Most product changelogs are ignored. They sit on a page nobody visits, written in language nobody understands, about changes nobody asked for. If your changelog reads like a git commit history, you're doing it wrong.
The good news: writing a great changelog is not hard. It just requires a small shift in perspective — from what you built to what your users can now do.
Why most changelogs get ignored
The typical bad changelog looks like this:
"v2.4.1 — Fixed edge case in authentication middleware. Refactored database connection pooling. Updated dependencies."
Who is that for? Developers who worked on it, maybe. Not users. Not customers. Not the person who emailed you last week asking why something wasn't working.
Bad changelogs fail because they:
- Use technical language that means nothing to most users
- Focus on the code change rather than the user benefit
- Have no structure, no hierarchy, no sense of what matters
- Feel like a checkbox, not a conversation
Write for your users, not for yourself
Every changelog entry should answer one question: what can I do now that I couldn't do before?
Compare these two ways of writing the same update:
Bad: "Refactored notification delivery pipeline for improved throughput."
Good: "Notifications now arrive in under 2 seconds — even when you have thousands of subscribers."
Same change. Completely different impact on the reader. The second version makes the user feel something. It shows you care about their experience.
Give your entries structure
A good changelog entry has three parts:
- A clear headline — one sentence, what changed, written as a benefit
- A short description — 2-3 sentences max, the context and why it matters
- A category tag — New, Improved, Fixed, or Removed
You don't need more than that. The best changelog entries are short. Users scan, they don't read. Make it easy to scan.
Get the tone right
Your changelog is a direct line to your users. The tone should match your brand — but a few principles apply universally:
- Be human. Write like a person, not a press release.

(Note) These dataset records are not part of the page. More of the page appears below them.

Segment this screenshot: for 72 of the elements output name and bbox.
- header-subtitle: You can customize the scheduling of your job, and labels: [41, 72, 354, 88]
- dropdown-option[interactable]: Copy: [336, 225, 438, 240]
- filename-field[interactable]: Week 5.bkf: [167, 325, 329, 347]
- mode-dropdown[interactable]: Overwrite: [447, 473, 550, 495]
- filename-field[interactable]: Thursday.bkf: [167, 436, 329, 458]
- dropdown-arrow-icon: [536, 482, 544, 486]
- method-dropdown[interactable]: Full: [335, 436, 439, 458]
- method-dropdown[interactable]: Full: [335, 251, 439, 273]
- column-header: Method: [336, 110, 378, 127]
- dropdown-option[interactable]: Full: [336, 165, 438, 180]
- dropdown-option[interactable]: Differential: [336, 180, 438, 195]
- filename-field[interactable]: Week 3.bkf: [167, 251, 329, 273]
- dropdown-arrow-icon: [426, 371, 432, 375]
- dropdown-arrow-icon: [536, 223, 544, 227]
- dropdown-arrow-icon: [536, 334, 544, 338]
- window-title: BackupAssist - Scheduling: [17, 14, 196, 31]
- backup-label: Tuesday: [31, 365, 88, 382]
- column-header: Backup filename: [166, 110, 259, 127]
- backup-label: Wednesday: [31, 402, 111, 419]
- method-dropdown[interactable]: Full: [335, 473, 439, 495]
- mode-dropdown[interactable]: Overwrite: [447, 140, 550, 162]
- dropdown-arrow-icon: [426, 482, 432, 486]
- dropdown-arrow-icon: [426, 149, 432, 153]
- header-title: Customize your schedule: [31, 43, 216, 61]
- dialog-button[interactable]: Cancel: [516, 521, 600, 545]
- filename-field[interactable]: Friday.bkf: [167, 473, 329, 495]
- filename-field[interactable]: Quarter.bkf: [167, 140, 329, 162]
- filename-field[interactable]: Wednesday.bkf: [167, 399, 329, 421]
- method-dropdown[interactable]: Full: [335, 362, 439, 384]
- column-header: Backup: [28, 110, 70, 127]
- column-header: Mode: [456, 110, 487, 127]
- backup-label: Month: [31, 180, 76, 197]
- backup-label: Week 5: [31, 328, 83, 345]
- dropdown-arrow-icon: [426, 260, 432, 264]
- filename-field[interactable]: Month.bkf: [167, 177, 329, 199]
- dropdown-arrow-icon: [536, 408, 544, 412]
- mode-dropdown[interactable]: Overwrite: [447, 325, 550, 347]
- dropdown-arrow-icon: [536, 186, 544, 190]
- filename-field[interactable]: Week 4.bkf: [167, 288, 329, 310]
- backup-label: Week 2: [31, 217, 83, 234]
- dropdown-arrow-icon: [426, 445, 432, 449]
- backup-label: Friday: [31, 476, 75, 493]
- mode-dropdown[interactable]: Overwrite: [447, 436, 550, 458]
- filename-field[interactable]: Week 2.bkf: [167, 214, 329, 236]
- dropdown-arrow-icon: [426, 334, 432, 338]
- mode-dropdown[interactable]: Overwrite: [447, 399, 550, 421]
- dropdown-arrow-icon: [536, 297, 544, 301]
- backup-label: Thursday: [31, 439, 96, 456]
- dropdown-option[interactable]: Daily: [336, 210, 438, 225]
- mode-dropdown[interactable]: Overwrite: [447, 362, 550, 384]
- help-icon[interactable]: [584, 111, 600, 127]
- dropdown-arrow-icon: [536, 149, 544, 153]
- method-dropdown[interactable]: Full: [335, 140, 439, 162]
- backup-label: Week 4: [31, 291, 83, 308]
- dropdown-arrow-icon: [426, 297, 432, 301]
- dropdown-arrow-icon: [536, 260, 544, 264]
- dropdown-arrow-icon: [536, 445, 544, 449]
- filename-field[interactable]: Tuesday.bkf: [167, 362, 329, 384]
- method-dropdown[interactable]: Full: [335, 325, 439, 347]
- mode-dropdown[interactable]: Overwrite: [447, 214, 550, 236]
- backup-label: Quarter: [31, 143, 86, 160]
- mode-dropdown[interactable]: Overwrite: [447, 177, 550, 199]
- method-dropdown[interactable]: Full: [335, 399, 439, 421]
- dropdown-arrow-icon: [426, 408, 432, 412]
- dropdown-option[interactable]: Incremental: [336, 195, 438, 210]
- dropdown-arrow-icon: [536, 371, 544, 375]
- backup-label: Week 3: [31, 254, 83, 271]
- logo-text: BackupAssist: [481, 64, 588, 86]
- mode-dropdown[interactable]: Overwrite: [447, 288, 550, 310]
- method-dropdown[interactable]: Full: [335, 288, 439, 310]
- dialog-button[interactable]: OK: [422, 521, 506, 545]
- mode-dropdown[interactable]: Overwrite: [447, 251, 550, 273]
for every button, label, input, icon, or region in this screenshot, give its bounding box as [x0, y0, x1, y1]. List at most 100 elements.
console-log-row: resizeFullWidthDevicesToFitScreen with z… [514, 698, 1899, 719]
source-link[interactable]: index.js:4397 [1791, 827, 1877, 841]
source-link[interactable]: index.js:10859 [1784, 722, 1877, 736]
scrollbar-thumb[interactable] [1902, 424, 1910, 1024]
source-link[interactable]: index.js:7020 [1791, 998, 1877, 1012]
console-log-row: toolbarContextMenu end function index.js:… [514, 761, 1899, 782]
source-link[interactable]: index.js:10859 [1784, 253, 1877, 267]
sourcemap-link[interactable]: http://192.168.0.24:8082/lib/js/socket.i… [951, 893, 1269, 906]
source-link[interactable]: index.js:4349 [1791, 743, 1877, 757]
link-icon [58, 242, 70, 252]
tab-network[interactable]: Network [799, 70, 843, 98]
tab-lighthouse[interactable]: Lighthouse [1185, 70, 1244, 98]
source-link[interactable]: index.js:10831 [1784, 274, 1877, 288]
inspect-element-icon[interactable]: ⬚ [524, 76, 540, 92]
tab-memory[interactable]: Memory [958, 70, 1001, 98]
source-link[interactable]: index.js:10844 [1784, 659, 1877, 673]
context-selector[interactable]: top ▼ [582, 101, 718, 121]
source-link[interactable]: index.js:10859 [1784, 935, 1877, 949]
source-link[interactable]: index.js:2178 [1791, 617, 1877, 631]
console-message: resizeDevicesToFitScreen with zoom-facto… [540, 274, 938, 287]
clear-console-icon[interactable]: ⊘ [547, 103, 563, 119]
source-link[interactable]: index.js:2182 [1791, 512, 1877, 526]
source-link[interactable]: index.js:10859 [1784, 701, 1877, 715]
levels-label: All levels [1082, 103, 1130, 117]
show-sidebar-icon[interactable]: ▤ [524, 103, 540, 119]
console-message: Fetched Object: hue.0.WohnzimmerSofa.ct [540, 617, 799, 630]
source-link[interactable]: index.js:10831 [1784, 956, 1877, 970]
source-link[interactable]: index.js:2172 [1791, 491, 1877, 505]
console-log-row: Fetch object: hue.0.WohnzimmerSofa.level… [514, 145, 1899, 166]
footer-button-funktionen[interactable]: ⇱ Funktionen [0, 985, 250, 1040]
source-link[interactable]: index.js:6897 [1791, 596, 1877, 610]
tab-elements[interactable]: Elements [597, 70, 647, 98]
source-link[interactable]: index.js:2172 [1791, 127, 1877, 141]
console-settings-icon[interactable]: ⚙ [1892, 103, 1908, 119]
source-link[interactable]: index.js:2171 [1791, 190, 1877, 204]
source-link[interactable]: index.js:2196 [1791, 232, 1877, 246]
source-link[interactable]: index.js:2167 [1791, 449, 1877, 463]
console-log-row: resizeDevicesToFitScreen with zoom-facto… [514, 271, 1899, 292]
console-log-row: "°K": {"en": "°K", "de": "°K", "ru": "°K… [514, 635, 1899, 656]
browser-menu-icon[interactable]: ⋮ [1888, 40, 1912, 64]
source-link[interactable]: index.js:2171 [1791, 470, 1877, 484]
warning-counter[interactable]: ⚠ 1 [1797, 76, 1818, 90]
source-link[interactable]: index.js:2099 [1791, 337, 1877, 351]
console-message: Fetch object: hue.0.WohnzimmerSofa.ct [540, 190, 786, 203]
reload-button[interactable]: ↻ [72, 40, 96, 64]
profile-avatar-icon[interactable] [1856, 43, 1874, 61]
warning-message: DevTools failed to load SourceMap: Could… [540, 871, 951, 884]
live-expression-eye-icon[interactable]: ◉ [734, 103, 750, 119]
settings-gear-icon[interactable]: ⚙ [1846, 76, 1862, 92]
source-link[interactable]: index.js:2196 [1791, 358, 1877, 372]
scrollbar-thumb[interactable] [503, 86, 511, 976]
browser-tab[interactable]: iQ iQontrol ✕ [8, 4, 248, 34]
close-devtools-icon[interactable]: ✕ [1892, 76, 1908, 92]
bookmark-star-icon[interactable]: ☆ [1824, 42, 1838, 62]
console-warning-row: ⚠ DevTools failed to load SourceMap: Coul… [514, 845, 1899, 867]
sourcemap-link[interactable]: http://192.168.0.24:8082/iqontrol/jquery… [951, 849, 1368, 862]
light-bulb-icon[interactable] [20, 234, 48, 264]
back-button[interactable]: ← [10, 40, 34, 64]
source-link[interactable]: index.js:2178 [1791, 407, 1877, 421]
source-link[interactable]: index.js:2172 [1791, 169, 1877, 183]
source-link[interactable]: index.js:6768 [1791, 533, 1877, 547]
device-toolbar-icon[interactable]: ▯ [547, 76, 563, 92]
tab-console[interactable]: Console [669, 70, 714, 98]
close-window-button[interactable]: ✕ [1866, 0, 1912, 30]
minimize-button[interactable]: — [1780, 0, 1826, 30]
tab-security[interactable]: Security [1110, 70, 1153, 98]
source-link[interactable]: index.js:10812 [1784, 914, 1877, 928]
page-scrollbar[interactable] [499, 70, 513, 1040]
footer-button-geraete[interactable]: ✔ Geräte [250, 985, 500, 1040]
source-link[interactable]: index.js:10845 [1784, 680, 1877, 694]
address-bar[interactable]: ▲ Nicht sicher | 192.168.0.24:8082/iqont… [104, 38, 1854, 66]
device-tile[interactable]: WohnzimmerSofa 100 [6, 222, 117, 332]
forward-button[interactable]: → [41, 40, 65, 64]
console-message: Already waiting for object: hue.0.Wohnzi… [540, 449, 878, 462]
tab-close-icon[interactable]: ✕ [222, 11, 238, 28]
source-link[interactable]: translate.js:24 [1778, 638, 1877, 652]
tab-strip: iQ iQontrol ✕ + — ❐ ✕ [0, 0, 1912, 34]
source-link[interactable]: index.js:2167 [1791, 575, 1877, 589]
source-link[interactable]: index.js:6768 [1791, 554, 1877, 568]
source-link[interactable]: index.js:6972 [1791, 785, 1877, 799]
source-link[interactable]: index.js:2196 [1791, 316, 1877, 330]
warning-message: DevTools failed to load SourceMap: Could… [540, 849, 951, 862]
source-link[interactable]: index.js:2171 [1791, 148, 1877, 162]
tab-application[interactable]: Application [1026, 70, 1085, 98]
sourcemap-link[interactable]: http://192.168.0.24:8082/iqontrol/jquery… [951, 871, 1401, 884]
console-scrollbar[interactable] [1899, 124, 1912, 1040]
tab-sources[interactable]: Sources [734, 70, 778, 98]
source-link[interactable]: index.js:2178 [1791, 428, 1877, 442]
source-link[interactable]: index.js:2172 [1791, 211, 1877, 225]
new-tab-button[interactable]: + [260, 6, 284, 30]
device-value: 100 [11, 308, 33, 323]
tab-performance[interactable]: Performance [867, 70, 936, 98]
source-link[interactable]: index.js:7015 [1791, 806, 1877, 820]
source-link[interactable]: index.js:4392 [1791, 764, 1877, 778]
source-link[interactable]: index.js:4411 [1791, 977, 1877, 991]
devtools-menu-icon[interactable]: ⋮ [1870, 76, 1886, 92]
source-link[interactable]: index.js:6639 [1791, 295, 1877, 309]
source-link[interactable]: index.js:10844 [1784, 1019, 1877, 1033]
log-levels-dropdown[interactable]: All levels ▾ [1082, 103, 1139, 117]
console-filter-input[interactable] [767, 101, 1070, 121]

- Be specific. "Faster" means nothing. "50% faster on large exports" means something.
- Be honest. If you fixed a bug, say you fixed a bug. Users respect transparency.
- Be brief. Respect your users' time. If you need more than 3 sentences, you're probably over-explaining.
How often should you publish?
There's no perfect cadence. But here's a simple rule: publish when you have something worth saying.
Don't batch updates into a monthly dump nobody will read. Don't publish every tiny bug fix as its own entry. A good target for most indie products is once or twice a week when you're actively shipping, and whenever you have a meaningful release.
Consistency matters more than frequency. A changelog that's updated regularly — even with small entries — signals that your product is alive and being cared for.
Make sure people actually see it
Writing a great changelog nobody sees is pointless. Distribution is half the job:
- Use an embeddable widget so users see updates inside your app
- Send email notifications to subscribers automatically
- Share major updates on X, LinkedIn, or wherever your audience is
- Link to your changelog from your footer, docs, and onboarding
The best changelog tools handle distribution automatically. Write once, notify everywhere.